In either case, when we try to make sense of these types of information, we use loads of cognitive energy, hence we feel tired. Using high levels of cognitive energy goes “against” the nature of the brain as, by default, the brain is wired to use as little energy as possible (survival mechanism).
Cognitively, it is easier to reuse stored mental models than to create new ones, because this involves lower levels of energy. Interestingly, changing (completely, not just expanding) an already stored mental model also requires more energy than creating a new one. This explains why in some cases it seems harder to understand something when you already have a previous, but incorrect understanding of the situation (e.g. when someone wants to correct fake news, people have a hard time changing their minds: it is hard for people to “unheard” what they already heard and 100% reframe their stored mental models).
In terms of information design, when information design is effective, the unfamiliar is shown as something familiar making it easier for the intended audience to find connections between the design and what they already know.
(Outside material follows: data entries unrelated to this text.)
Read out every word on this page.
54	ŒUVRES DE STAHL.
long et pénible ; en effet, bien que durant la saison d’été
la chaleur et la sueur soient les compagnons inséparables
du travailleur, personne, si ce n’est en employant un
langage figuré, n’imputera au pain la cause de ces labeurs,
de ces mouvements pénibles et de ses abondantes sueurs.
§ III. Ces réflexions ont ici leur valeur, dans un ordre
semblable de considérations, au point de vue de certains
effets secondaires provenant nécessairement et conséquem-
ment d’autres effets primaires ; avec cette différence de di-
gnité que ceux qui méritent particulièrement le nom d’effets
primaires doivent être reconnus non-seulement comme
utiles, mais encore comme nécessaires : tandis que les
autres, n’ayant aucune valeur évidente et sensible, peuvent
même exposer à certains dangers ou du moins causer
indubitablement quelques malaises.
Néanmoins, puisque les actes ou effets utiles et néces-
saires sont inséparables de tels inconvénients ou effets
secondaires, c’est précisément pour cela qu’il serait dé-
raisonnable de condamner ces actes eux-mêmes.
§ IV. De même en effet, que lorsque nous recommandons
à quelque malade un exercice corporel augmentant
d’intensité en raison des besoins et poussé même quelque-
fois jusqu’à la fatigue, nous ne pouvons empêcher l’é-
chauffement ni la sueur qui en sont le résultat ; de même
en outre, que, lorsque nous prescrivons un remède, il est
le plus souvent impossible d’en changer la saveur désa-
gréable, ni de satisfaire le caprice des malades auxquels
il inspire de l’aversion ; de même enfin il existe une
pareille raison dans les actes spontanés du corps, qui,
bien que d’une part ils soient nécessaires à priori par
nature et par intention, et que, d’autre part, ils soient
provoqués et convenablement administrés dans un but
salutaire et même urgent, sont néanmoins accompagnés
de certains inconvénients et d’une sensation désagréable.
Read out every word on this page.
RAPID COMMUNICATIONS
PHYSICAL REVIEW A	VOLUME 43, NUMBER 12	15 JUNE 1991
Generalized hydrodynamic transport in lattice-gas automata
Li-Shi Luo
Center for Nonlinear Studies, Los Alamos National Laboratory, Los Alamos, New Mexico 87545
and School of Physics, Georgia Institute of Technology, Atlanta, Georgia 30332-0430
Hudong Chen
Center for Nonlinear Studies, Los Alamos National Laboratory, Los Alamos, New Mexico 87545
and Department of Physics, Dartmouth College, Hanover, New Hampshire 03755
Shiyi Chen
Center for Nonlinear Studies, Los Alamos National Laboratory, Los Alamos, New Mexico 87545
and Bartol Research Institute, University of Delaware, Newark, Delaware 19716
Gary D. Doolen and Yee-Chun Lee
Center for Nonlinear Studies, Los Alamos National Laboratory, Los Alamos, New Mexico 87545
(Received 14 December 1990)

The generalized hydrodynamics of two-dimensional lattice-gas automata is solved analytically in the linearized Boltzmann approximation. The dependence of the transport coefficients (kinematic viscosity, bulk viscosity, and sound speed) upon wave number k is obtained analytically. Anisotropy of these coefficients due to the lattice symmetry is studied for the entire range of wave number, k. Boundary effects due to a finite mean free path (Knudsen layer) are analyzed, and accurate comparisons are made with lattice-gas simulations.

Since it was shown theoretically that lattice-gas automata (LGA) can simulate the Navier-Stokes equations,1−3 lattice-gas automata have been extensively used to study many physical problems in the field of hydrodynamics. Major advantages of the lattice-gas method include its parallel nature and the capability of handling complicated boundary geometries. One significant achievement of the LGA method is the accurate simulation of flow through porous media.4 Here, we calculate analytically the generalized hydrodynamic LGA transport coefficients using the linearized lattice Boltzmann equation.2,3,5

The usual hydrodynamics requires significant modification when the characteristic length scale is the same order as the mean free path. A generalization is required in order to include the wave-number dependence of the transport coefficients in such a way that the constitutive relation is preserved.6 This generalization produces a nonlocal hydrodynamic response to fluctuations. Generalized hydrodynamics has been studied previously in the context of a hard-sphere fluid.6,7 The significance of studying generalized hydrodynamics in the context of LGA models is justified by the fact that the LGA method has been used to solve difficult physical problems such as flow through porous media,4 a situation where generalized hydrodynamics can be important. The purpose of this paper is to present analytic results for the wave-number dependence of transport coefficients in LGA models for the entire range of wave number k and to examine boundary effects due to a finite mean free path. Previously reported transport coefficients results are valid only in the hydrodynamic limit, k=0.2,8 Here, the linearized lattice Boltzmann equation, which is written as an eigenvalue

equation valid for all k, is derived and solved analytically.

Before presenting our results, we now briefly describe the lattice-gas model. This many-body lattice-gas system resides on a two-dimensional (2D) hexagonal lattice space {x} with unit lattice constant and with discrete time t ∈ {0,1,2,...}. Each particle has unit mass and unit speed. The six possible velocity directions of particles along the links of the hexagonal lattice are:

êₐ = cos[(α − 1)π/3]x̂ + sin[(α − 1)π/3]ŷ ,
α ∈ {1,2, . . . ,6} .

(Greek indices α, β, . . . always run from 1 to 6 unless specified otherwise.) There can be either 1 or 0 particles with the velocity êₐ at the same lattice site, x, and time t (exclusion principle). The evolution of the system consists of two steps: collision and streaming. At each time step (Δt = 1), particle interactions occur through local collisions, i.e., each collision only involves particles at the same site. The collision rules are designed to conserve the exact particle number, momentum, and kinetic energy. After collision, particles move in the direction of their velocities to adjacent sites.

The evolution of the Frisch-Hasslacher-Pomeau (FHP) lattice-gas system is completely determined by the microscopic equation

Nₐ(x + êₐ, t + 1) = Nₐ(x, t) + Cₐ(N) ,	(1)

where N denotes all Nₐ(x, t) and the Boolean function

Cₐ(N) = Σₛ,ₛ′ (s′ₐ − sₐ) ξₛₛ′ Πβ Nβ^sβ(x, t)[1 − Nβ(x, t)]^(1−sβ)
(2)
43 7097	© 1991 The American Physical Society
They successfully encode the new information by connecting it with their stored mental models. This results in the user understanding the content being explained, and feeling accomplished.
There is also another component that determines the success of a design: the application of that understanding into a relevant situation or knowledge transfer. In simply words, information design is effective when both the intended audience understands the message (encodes) and is able to successfully apply the new knowledge (mental model retrieval) to a relevant situation.
However, in some cases, we see a design piece that checks all boxes for effective use of design principles (well-structured, clean design, functional use of visual variables, clear information organization) but we cannot understand the message or how to use it. In a case like this, something doesn’t make sense to us. What is the problem? The short answer is: a mental model mismatch.
At the beginning of a project, to make sense of the problem at hand, information designers create a conceptual model (sketch, wireframe, etc.) as a simplified representation or explanation of their understanding (of that problem). In this case, conceptual models are based on the designer’s mental models. Frequently, information designers use that same initial conceptual model as the blueprint of the final design solution (system image).
If the conceptual model does not match the intended audience’s mental models, the design fails because the resulting design is hard to understand and use.
On the other hand, when the conceptual model is created based on the intended audience’s needs, it is more likely to match their mental models, and result in a design that they can understand and use.
Conducting research early on in a project–so before the designer develops a conceptual model and design work begins–helps identify the intended-audience’s needs, what they know and don’t know, and create a solution that is aligned with, supports or expands their mental models.
Conducting research at the end in a project–so after a final design has been implemented–helps assess whether the intended-audience understands and interacts with the new design as intended. What is more, through this type of research studies, information designers can also gauge the success of their work based on whether the audience is able to apply the new knowledge as intended. In other words, if the audience uses the new design appropriately or applies the new knowledge to successfully complete a task.
– Colvin Clark, R. & Lyons, C. (2011) Graphics for learning. Second Edition. Pfeiffer.
– Kosslyn, S. (2006) Graph Design for the Eye and Mind. Oxford University Press.
– Norman, D. (1981) Some Observations on Mental Models, In Gentner, D. and Stevens, A.L., eds. Mental Models. Lawrence Erlbaum Associates Inc. pp. 7-14.